I could feel a scowl twisting on my face as I narrowed my eyes on the closet. Watching me like a damn creep, refusing to make a move- they could've shot me the second I turned my back when I barrelled into the room. I wasn't stupid enough to believe one of Reyes bitches.

"Did you call me Anastasia?"

There wasn't a fucking sound in the air, not my bretahing, not theirs- nothing. How hard was it to answer a question?

"I'm not Anastasia."

"Lola!"

"Follow me again, and I'll put a fucking bullet in your head."

He was going to do anything, he wasn't going to follow me anymore, I was going to think about him ever again- he wasn't going to be a problem. And if he became one, I'd get rid of him.

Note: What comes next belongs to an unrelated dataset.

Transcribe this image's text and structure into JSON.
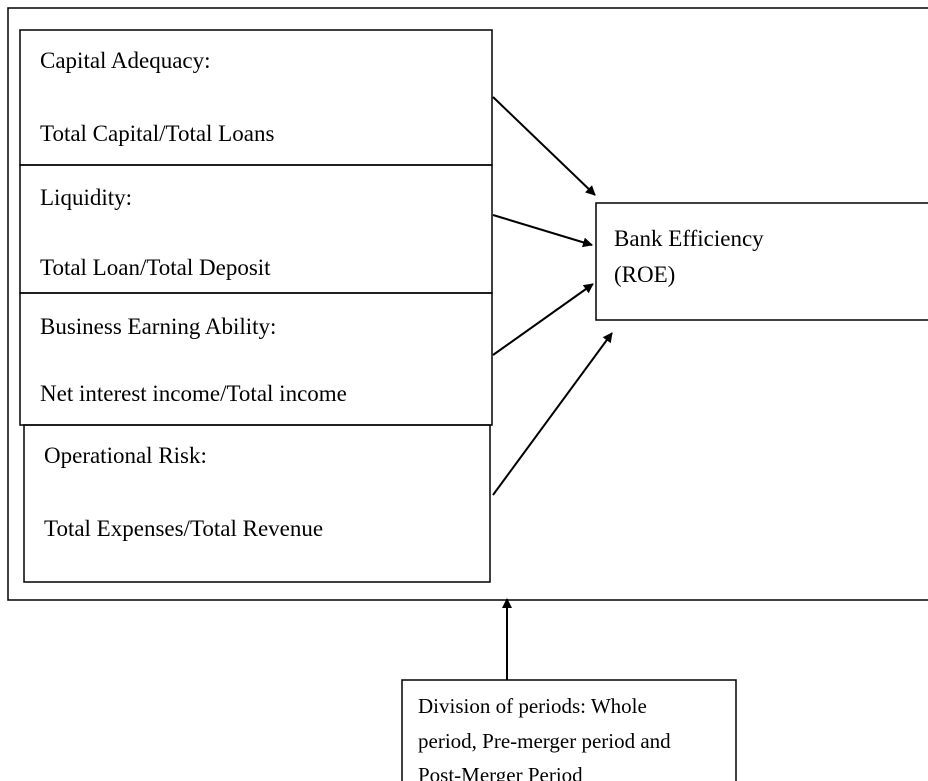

I slipped through the back door of our room seconds before Brian opened the front to ours. A sickening smile stretched sat on my lips as he walked over to me with a stupid grin on his- oh, I was going to give him hell.

"Lola."

"Hey, baby."

The second his arms reached out for me I drove my knee into his balls and dropped my smirk. And the fucker started groaning like a bitch baby.

"Fuck me-"

"You fucking left, Brian! You just left-" Everything was happening all at once and it was giving me whiplash.

"I wasn't leaving you."

"But you did."

He left without a freaking note or warning- and it bugged me. Just like it bugged me when Dom stupidly suggested splitting up. I wasn't doing it again. The dark months, the silence- screw them if they thought I was gonna do it. I wasn't going back to being miserable.

"If you wanna leave, go ahead!" I threw back. "I'm not stopping you but I'm not going." I'd stay with Vince, latch myself onto him before I split up and turned into a ghost again. "I practically crawled my way out of the hell- I won't do that again-" His hands suddenly latched onto me, practically dragging me into him until our faces were inches apart, making a scream lodge itself in the back of my throat.